I was not well-prepared, but I hope you will after reading this article.
A few years ago, I had an opportunity to work with an exciting startup in Vietnam. Since I like the idea and the people on the team so bad, when I knew my design rate was too high for them, I suggested I would design their entire products in exchange for 2% of the shares company (not diluted).
But they rejected my offer!
At that time, I thought that my offer was a suitable solution to build a cooperative relationship. So I felt a bit down when that startup team rejected, but I never asked them why they made such a decision. Now looking back, I understood the reason behind that rejection: I was not ready to become a founding member for a startup.
After taking a lot of time to dig deep, then becoming a co-founder of another startup, I figured out 5 things that can help you prepare well when faced with an early-stage startup joining offer.
1. Make an official agreement, not just a promise
You probably already know the Big Five (Google, Amazon, Facebook, Apple, and Microsoft) and other tech giants that started from a small garage. When beginning to work at a startup, founding team members often work on mutual promises and trust. If you agree to join at this stage, you can ask them to send a confirmation of the shares via email. When the company is officially established, or invested, you should sign a contract with clear terms.
2. Determine the equity rate
Determining the equity rate is also a sensitive and challenging thing. If you don’t know how to define a suitable amount, you can begin with your salary first. Let’s see how to convert salary to equity rate in 3 steps:
- Step 1: Suppose that your desired yearly salary is $100K, with a growth rate of 10% per year, and the commitment period is 4 years. So the total salary of 4 years is $464K.
- Step 2: You accept that you will only receive $100K for 4 years, and invest $364K in the company.
- Step 3: Then convert $364K to the equity rate based on the company value.
Afterward, you can discuss other founding team members on factors such as:
- Commitment: Minimum weekly working hours.
- Idea: A startup is usually started with an idea of solving a massive problem. Normally, who comes up with that idea is the one with the highest shares.
- Effort: When a startup is in early-stage, many things need to be done, like registering a business, finding clients, implementing projects, recruiting, and setting up the workplace, etc. However, the human resource is limited, so the founding team members have to take on many different things concurrently. Thus, the more things you are willing to do, the higher equity rate you can deal.
3. Ownership and Emotion control
When deciding to be a founding member of a startup, this involves making a choice that we will care about and be responsible for it. Often this investment will lead us to pay too much attention to the partner’s mistakes, straining the relationship and cooperation, or negatively impacting the company.
I gained a valuable lesson about ownership and emotion control when there is a bad situation occurred. A founding member who was in charge of negotiating and contracting with a client made a mistake that caused my Product Design team to suffer from completing the project. And our company had no profits at all. When I saw the teammates who work directly with me daily felt terrible and got down, it made me uncomfortable and blamed that founding member quite harshly. But suddenly, I realized:
Whether they work directly with me daily or not, they are all my comrades.

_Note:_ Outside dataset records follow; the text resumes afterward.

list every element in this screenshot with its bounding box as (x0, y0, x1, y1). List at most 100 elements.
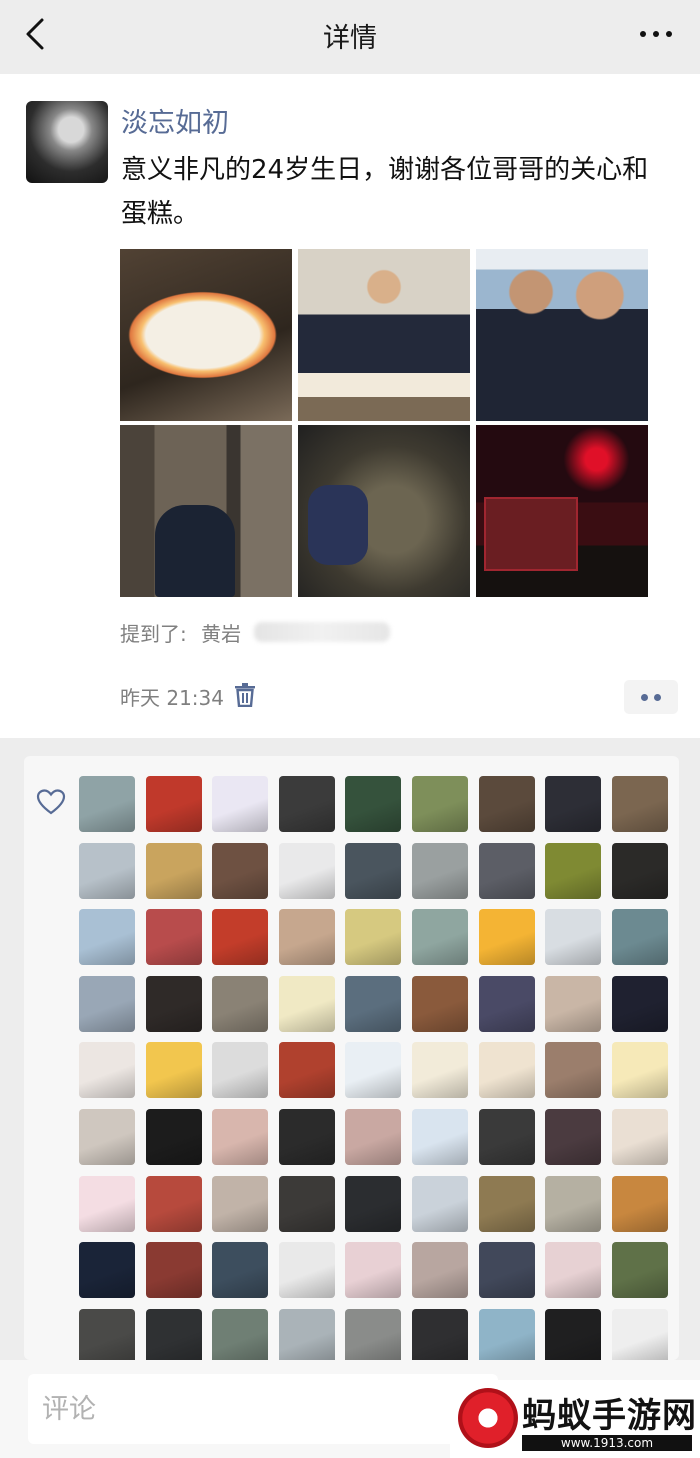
liker-avatar[interactable] (212, 909, 269, 966)
photo-grid (120, 249, 651, 597)
liker-avatar[interactable] (545, 1042, 602, 1099)
liker-avatar[interactable] (278, 975, 335, 1032)
liker-avatar[interactable] (345, 842, 402, 899)
liker-avatar[interactable] (478, 1108, 535, 1165)
liker-avatar[interactable] (411, 776, 468, 832)
liker-avatar[interactable] (411, 1175, 468, 1232)
liker-avatar[interactable] (278, 1308, 335, 1360)
mention-label: 提到了: (120, 622, 187, 646)
trash-icon[interactable] (234, 683, 256, 707)
liker-avatar[interactable] (478, 776, 535, 832)
liker-avatar[interactable] (79, 909, 135, 966)
liker-avatar[interactable] (278, 776, 335, 832)
liker-avatar[interactable] (145, 975, 202, 1032)
liker-avatar[interactable] (278, 1042, 335, 1099)
liker-avatar[interactable] (345, 776, 402, 832)
fire-truck-night-photo[interactable] (476, 425, 648, 597)
liker-avatar[interactable] (345, 1308, 402, 1360)
mention-name[interactable]: 黄岩 (201, 622, 241, 646)
liker-avatar[interactable] (79, 842, 135, 899)
liker-avatar[interactable] (545, 909, 602, 966)
liker-avatar[interactable] (278, 1242, 335, 1299)
liker-avatar[interactable] (212, 1042, 269, 1099)
liker-avatar[interactable] (278, 1108, 335, 1165)
author-name[interactable]: 淡忘如初 (121, 101, 229, 140)
liker-avatar[interactable] (411, 909, 468, 966)
liker-avatar[interactable] (411, 975, 468, 1032)
liker-avatar[interactable] (345, 1175, 402, 1232)
liker-avatar[interactable] (278, 1175, 335, 1232)
liker-avatar[interactable] (278, 909, 335, 966)
liker-avatar[interactable] (278, 842, 335, 899)
liker-avatar[interactable] (478, 1308, 535, 1360)
liker-avatar[interactable] (411, 1242, 468, 1299)
liker-avatar[interactable] (145, 1108, 202, 1165)
liker-avatar[interactable] (79, 776, 135, 832)
liker-avatar[interactable] (478, 1175, 535, 1232)
liker-avatar[interactable] (145, 1242, 202, 1299)
liker-avatar[interactable] (145, 1175, 202, 1232)
liker-avatar[interactable] (212, 776, 269, 832)
liker-avatar[interactable] (411, 842, 468, 899)
boots-on-ground-photo[interactable] (298, 425, 470, 597)
liker-avatar[interactable] (545, 842, 602, 899)
liker-avatar[interactable] (345, 909, 402, 966)
liker-avatar[interactable] (345, 975, 402, 1032)
liker-avatar[interactable] (611, 909, 668, 966)
liker-avatar[interactable] (212, 842, 269, 899)
liker-avatar[interactable] (545, 1108, 602, 1165)
post-text: 意义非凡的24岁生日，谢谢各位哥哥的关心和蛋糕。 (121, 155, 649, 229)
liker-avatar[interactable] (411, 1308, 468, 1360)
liker-avatar[interactable] (545, 1308, 602, 1360)
liker-avatar[interactable] (478, 1042, 535, 1099)
officers-at-doorway-photo[interactable] (120, 425, 292, 597)
liker-avatar[interactable] (611, 1042, 668, 1099)
officer-with-cake-photo[interactable] (298, 249, 470, 421)
liker-avatar[interactable] (345, 1242, 402, 1299)
like-avatar-grid (79, 776, 668, 1360)
liker-avatar[interactable] (212, 1175, 269, 1232)
liker-avatar[interactable] (478, 975, 535, 1032)
comment-input[interactable] (28, 1374, 498, 1444)
liker-avatar[interactable] (79, 1308, 135, 1360)
liker-avatar[interactable] (611, 1308, 668, 1360)
moments-post: 淡忘如初 意义非凡的24岁生日，谢谢各位哥哥的关心和蛋糕。 提到了: 黄岩 昨天… (0, 74, 700, 738)
liker-avatar[interactable] (478, 909, 535, 966)
liker-avatar[interactable] (145, 909, 202, 966)
liker-avatar[interactable] (79, 1042, 135, 1099)
liker-avatar[interactable] (145, 842, 202, 899)
liker-avatar[interactable] (79, 1242, 135, 1299)
liker-avatar[interactable] (411, 1042, 468, 1099)
liker-avatar[interactable] (79, 1175, 135, 1232)
liker-avatar[interactable] (79, 975, 135, 1032)
liker-avatar[interactable] (478, 842, 535, 899)
liker-avatar[interactable] (611, 842, 668, 899)
liker-avatar[interactable] (212, 1242, 269, 1299)
liker-avatar[interactable] (478, 1242, 535, 1299)
liker-avatar[interactable] (145, 1042, 202, 1099)
liker-avatar[interactable] (145, 1308, 202, 1360)
liker-avatar[interactable] (545, 1242, 602, 1299)
liker-avatar[interactable] (345, 1042, 402, 1099)
author-avatar[interactable] (26, 101, 108, 183)
liker-avatar[interactable] (545, 776, 602, 832)
liker-avatar[interactable] (545, 975, 602, 1032)
like-comment-button[interactable] (624, 680, 678, 714)
liker-avatar[interactable] (212, 1308, 269, 1360)
two-officers-selfie-photo[interactable] (476, 249, 648, 421)
liker-avatar[interactable] (345, 1108, 402, 1165)
liker-avatar[interactable] (212, 1108, 269, 1165)
liker-avatar[interactable] (79, 1108, 135, 1165)
liker-avatar[interactable] (611, 1175, 668, 1232)
liker-avatar[interactable] (212, 975, 269, 1032)
liker-avatar[interactable] (611, 1108, 668, 1165)
liker-avatar[interactable] (611, 975, 668, 1032)
liker-avatar[interactable] (611, 776, 668, 832)
watermark-url: www.1913.com (522, 1435, 692, 1451)
liker-avatar[interactable] (545, 1175, 602, 1232)
more-options-icon[interactable] (640, 29, 672, 39)
liker-avatar[interactable] (611, 1242, 668, 1299)
birthday-cake-photo[interactable] (120, 249, 292, 421)
liker-avatar[interactable] (411, 1108, 468, 1165)
liker-avatar[interactable] (145, 776, 202, 832)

And it is not his fault alone. I thought that I trusted him completely, then I didn’t follow the project carefully. Until that situation happened, I was unable to assist in resolving it promptly.
After that, I comprehended this one:
“Trust, but verify” — Ronald Reagan.
You can feel secure and trust your teammates if they do well 1–2 projects. However, this does not imply that they will always do well on all things without making a mistake. Therefore, trusting a person does not mean letting them handle all problems on their own, but understanding weaknesses to cover them when needed.

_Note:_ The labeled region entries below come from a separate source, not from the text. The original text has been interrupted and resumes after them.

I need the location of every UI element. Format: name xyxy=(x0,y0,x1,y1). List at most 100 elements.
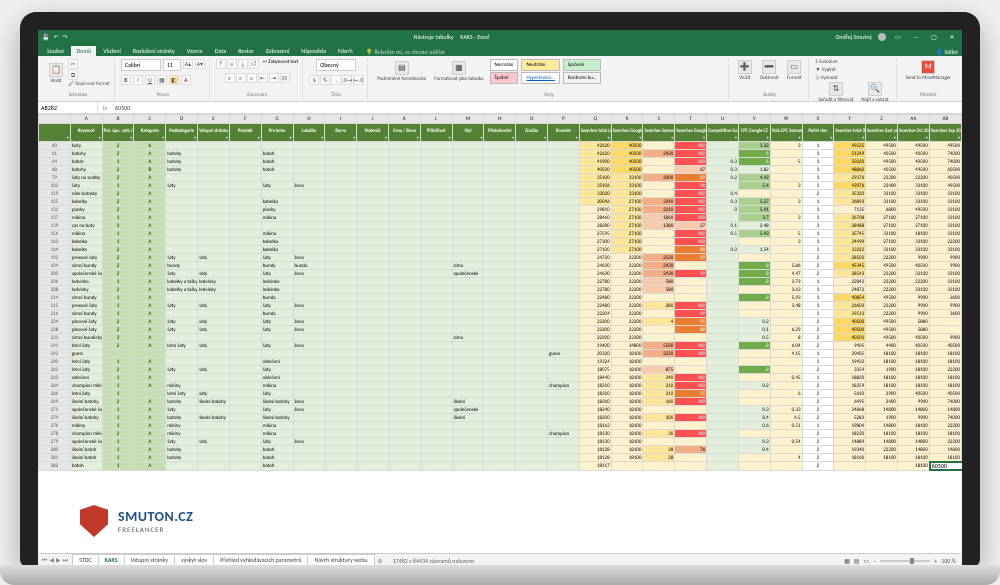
row-header[interactable]: 200 xyxy=(39,270,71,278)
table-row[interactable]: 125kabelky2Akabelka300462710033401000.35… xyxy=(39,198,962,206)
col-header[interactable]: O xyxy=(516,115,548,124)
row-header[interactable]: 156 xyxy=(39,230,71,238)
sheet-tab[interactable]: KAKS xyxy=(98,554,125,567)
table-row[interactable]: 61batohy2Abatohybatoh4262040500242010061… xyxy=(39,150,962,158)
col-header[interactable]: S xyxy=(643,115,675,124)
row-header[interactable]: 206 xyxy=(39,278,71,286)
format-cells[interactable]: ▭Formát xyxy=(784,59,805,82)
autosum[interactable]: Σ AutoSum xyxy=(815,59,837,65)
table-header[interactable]: Konzole xyxy=(548,124,580,142)
sheet-tab[interactable]: STDC xyxy=(72,554,99,567)
undo-icon[interactable]: ↶ xyxy=(53,33,58,41)
table-header[interactable]: Materiál xyxy=(357,124,389,142)
border-icon[interactable]: ▦ xyxy=(157,75,167,85)
col-header[interactable]: M xyxy=(452,115,484,124)
row-header[interactable]: 242 xyxy=(39,350,71,358)
table-header[interactable]: Cena / Sleva xyxy=(388,124,420,142)
table-row[interactable]: 164kabelky2Akabelka2710027100880.31.5413… xyxy=(39,246,962,254)
row-header[interactable]: 224 xyxy=(39,318,71,326)
row-header[interactable]: 102 xyxy=(39,182,71,190)
col-header[interactable]: D xyxy=(166,115,198,124)
tab-review[interactable]: Revize xyxy=(233,46,258,56)
copy-icon[interactable]: ⧉ xyxy=(68,70,78,80)
table-header[interactable]: Lokalita xyxy=(293,124,325,142)
indent-dec-icon[interactable]: ⇤ xyxy=(258,73,268,83)
row-header[interactable]: 266 xyxy=(39,390,71,398)
table-row[interactable]: 282batoh1Abatoh1811721810060500 xyxy=(39,462,962,471)
col-header[interactable]: H xyxy=(293,115,325,124)
table-row[interactable]: 216zimní bundy1Abunda2220422200991395132… xyxy=(39,310,962,318)
row-header[interactable]: 79 xyxy=(39,174,71,182)
row-header[interactable]: 194 xyxy=(39,262,71,270)
view-break-icon[interactable]: ▭ xyxy=(864,557,870,565)
tab-help[interactable]: Nápověda xyxy=(296,46,331,56)
table-row[interactable]: 269školní batohy2Abatohyškolní batohyško… xyxy=(39,398,962,406)
table-header[interactable]: Searches total (avg. per month) xyxy=(579,124,611,142)
row-header[interactable]: 139 xyxy=(39,222,71,230)
table-row[interactable]: 64batoh1Abatohybatoh41900405001000.36515… xyxy=(39,158,962,166)
maximize-icon[interactable]: ▢ xyxy=(928,33,940,41)
align-top-icon[interactable]: ⤒ xyxy=(216,59,226,69)
table-header[interactable]: Počet slov xyxy=(802,124,834,142)
table-header[interactable]: Volá CPC Seznam.cz xyxy=(770,124,802,142)
formula-input[interactable]: 60500 xyxy=(112,104,962,112)
table-row[interactable]: 156mikina1Amikina27595271001000.55.43513… xyxy=(39,230,962,238)
sheet-tab[interactable]: výskyt slov xyxy=(174,554,214,567)
delete-cells[interactable]: ➖Odstranit xyxy=(757,59,782,82)
format-as-table[interactable]: ▦Formátovat jako tabulku xyxy=(431,60,486,83)
zoom-out-icon[interactable]: − xyxy=(873,557,876,565)
align-center-icon[interactable]: ≡ xyxy=(236,73,246,83)
table-header[interactable]: Prů. úpo. vyhl./měs. xyxy=(102,124,134,142)
align-right-icon[interactable]: ≡ xyxy=(247,73,257,83)
row-header[interactable]: 276 xyxy=(39,422,71,430)
fx-icon[interactable]: fx xyxy=(98,104,112,112)
col-header[interactable]: J xyxy=(357,115,389,124)
row-header[interactable]: 125 xyxy=(39,198,71,206)
table-row[interactable]: 119nike botasky2A33020331001000.42353203… xyxy=(39,190,962,198)
table-header[interactable]: Vstupní stránka (Landing Page) xyxy=(198,124,230,142)
row-header[interactable]: 282 xyxy=(39,462,71,471)
align-bot-icon[interactable]: ⤓ xyxy=(238,59,248,69)
table-row[interactable]: 139cas na boty3A28280271001380270.12.483… xyxy=(39,222,962,230)
tab-home[interactable]: Domů xyxy=(71,46,96,56)
sheet-nav-next-icon[interactable]: ▶ xyxy=(56,556,61,565)
row-header[interactable]: 216 xyxy=(39,310,71,318)
table-header[interactable]: Competition Google CZ xyxy=(707,124,739,142)
row-header[interactable]: 279 xyxy=(39,438,71,446)
tab-insert[interactable]: Vložení xyxy=(98,46,126,56)
row-header[interactable]: 214 xyxy=(39,294,71,302)
table-row[interactable]: 102šaty1Ašatyšatyžena3510633100985.43143… xyxy=(39,182,962,190)
table-header[interactable]: Značka xyxy=(516,124,548,142)
row-header[interactable]: 264 xyxy=(39,382,71,390)
sheet-nav-first-icon[interactable]: ⏮ xyxy=(42,556,47,565)
table-header[interactable]: Searches Oct 2020 Google xyxy=(897,124,929,142)
table-row[interactable]: 281školní batoh1Abatohybatoh181281810028… xyxy=(39,454,962,462)
row-header[interactable]: 164 xyxy=(39,246,71,254)
table-row[interactable]: 194zimní bundy2Abundybundybundazima24630… xyxy=(39,262,962,270)
comma-icon[interactable]: , xyxy=(331,75,341,85)
table-row[interactable]: 231zimní bundicky3Azima22200222000.58240… xyxy=(39,334,962,342)
tab-formulas[interactable]: Vzorce xyxy=(182,46,208,56)
table-row[interactable]: 271společenské šaty1Ašatyšatyženaspoleče… xyxy=(39,406,962,414)
save-icon[interactable]: 💾 xyxy=(42,33,49,41)
table-header[interactable]: Barva xyxy=(325,124,357,142)
row-header[interactable]: 192 xyxy=(39,254,71,262)
minimize-icon[interactable]: — xyxy=(910,33,922,41)
font-size-select[interactable]: 11 xyxy=(163,59,181,71)
conditional-formatting[interactable]: ▤Podmíněné formátování xyxy=(374,60,429,83)
row-header[interactable]: 262 xyxy=(39,366,71,374)
align-mid-icon[interactable]: ≡ xyxy=(227,59,237,69)
cell-styles-gallery[interactable]: Normální Neutrální Správně Špatně Hypert… xyxy=(489,59,603,84)
row-header[interactable]: 228 xyxy=(39,326,71,334)
row-header[interactable]: 60 xyxy=(39,142,71,150)
sheet-nav-last-icon[interactable]: ⏭ xyxy=(63,556,68,565)
row-header[interactable]: 137 xyxy=(39,214,71,222)
row-header[interactable]: 61 xyxy=(39,150,71,158)
font-name-select[interactable]: Calibri xyxy=(121,59,161,71)
zoom-level[interactable]: 100 % xyxy=(941,557,956,565)
table-row[interactable]: 215prexové šaty1Ašatyšatyšatyžena2248022… xyxy=(39,302,962,310)
col-header[interactable]: K xyxy=(388,115,420,124)
tab-data[interactable]: Data xyxy=(210,46,231,56)
table-header[interactable]: Příležitost xyxy=(420,124,452,142)
user-name[interactable]: Ondřej Smutný xyxy=(835,33,872,41)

Showing empathy, and controlling negative emotion is the key to bond your teams and help you go through the hard times.
4. Plan for a vesting period
Vesting period — the time to fully receive or sell the shares is usually 4 years. And shares are only valid when the company makes a profit. Hence, you have to maintain your determination and effort consistently for a long time. It means you invest not only money but also time into it.
Money can be earned, but time cannot.
If you fail, will you still have the energy and courage to begin again after 4 years? Prepare yourself for a strong mentality with high concentration when deciding to become a co-founder of a startup.
5. Prepare for the worst-case
Accepting a source of income that only meets the minimum living needs, and imaging that you will have to live like that for at least 4 years, that life would not be easy if you have many costly interests. How long can you survive on a low income when trade-off a large portion of the salary to equity?
20% of Zero is Zero. Do not convert all salary into equity, especially startups, since the failure rate of a tech startup is 90%, so you should prepare for the worst case.
Ensure you have enough savings for over 4 years and plan for un-expectation cases such as broken laptops, ill, family issues, etc.
I hope the above experiences can help you have other perspectives and be better prepared to join a startup.
My last advice: if you are in the first 4 years of your career, you should focus on investing in personal development instead of chasing the promises of shares from a startup.
You are the Startup that brings the most value in the future.